There was a cruise ship in port, and it had disembarked its passengers earlier that morning. Some of the crew were moving about on the deck. They were in the background for me at first. However, what they were up to captured my attention and I watched them on and off for awhile.
They were cleaning the funnel. Probably the more nautically-oriented of you have a more technical name for it. The part of the ship that the smoke comes out of.
From where I was sitting, it didn't initially look like it needed cleaning. Several stories tall, it was shining white like the rest of the ship. Their efforts at first occurred to me like a scheduled task to be done whether it needs it or not (with the focus on 'not' in my judgement), because the schedule says it gets done on, say, Saturday.
There was a team of them working together. They had a long handled broom, and a hose, and they had another apparatus that looked very low tech - a large, white towel stretched over what seemed to be a wooden frame.
Two of them climbed up to the top of the smoke stack. One had the broom and a bucket, and scrubbed his way around from the top. The other at first had a hose, and poured water down the sides. Then he worked with the others below to raise and lower the towel apparatus with some ropes. It wasn't until they progressed with their task and dragged the apparatus up and down a couple of times that I could see the funnel was actually quite dirty.

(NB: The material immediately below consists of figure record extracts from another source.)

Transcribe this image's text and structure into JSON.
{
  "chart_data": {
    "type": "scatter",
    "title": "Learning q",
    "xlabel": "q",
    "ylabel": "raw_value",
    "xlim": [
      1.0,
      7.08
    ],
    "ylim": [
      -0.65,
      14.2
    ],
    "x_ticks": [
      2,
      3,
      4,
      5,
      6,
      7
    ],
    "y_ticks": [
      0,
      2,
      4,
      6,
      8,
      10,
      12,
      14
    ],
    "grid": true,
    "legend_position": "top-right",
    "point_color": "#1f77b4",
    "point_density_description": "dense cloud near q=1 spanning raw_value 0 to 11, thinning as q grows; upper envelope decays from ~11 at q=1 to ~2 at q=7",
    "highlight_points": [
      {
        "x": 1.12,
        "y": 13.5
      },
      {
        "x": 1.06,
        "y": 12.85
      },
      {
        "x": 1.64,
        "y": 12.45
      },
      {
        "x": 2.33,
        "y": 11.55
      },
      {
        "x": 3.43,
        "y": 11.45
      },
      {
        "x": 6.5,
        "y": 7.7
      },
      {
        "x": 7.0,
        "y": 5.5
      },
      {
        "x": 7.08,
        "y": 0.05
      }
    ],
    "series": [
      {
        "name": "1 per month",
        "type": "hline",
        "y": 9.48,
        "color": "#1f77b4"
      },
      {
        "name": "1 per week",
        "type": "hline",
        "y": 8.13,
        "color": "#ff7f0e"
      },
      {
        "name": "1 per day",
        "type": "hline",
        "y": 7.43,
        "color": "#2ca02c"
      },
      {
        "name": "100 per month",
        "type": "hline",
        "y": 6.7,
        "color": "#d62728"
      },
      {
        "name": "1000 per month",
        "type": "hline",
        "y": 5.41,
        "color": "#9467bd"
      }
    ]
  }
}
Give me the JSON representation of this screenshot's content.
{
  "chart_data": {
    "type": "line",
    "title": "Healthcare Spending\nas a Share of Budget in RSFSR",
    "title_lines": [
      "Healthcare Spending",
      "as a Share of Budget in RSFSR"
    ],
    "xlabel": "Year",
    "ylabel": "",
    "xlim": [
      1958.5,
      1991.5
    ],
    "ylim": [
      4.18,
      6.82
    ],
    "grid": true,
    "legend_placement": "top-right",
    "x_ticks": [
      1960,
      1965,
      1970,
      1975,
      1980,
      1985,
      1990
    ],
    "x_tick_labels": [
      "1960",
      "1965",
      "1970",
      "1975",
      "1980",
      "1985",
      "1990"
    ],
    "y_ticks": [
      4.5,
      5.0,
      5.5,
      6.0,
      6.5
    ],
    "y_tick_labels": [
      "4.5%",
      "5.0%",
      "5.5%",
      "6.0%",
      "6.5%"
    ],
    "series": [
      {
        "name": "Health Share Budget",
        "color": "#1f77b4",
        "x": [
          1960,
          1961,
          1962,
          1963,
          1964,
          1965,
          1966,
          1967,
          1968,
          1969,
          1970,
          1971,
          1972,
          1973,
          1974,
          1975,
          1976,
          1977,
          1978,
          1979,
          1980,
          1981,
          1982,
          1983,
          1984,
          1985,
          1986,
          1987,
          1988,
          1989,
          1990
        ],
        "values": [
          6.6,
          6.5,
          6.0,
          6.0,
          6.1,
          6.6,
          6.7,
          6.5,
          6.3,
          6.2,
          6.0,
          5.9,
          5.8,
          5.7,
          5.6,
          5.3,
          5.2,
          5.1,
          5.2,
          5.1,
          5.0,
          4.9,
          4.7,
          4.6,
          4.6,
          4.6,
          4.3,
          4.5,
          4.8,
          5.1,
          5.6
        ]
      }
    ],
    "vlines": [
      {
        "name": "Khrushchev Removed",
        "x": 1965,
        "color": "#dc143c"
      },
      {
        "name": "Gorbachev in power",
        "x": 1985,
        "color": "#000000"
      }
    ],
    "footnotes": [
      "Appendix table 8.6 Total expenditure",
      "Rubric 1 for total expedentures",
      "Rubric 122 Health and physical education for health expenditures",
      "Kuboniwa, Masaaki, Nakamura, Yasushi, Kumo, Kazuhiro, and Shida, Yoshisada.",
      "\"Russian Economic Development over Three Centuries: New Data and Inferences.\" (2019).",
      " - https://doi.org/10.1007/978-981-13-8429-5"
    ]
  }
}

The task didn't take them that long really, less than 2 hours. The funnel was sparkling by the end.
I learned a few things from watching them. Such as...
- Sometimes tasks that don't look like they need to be done, actually do.
- Some tasks need to be scheduled to get done because if they aren't scheduled, more urgent tasks can usurp them, leaving them never completed.
- Low cost solutions can be just as effective. This team didn't use expensive tools but they got the job done and done well.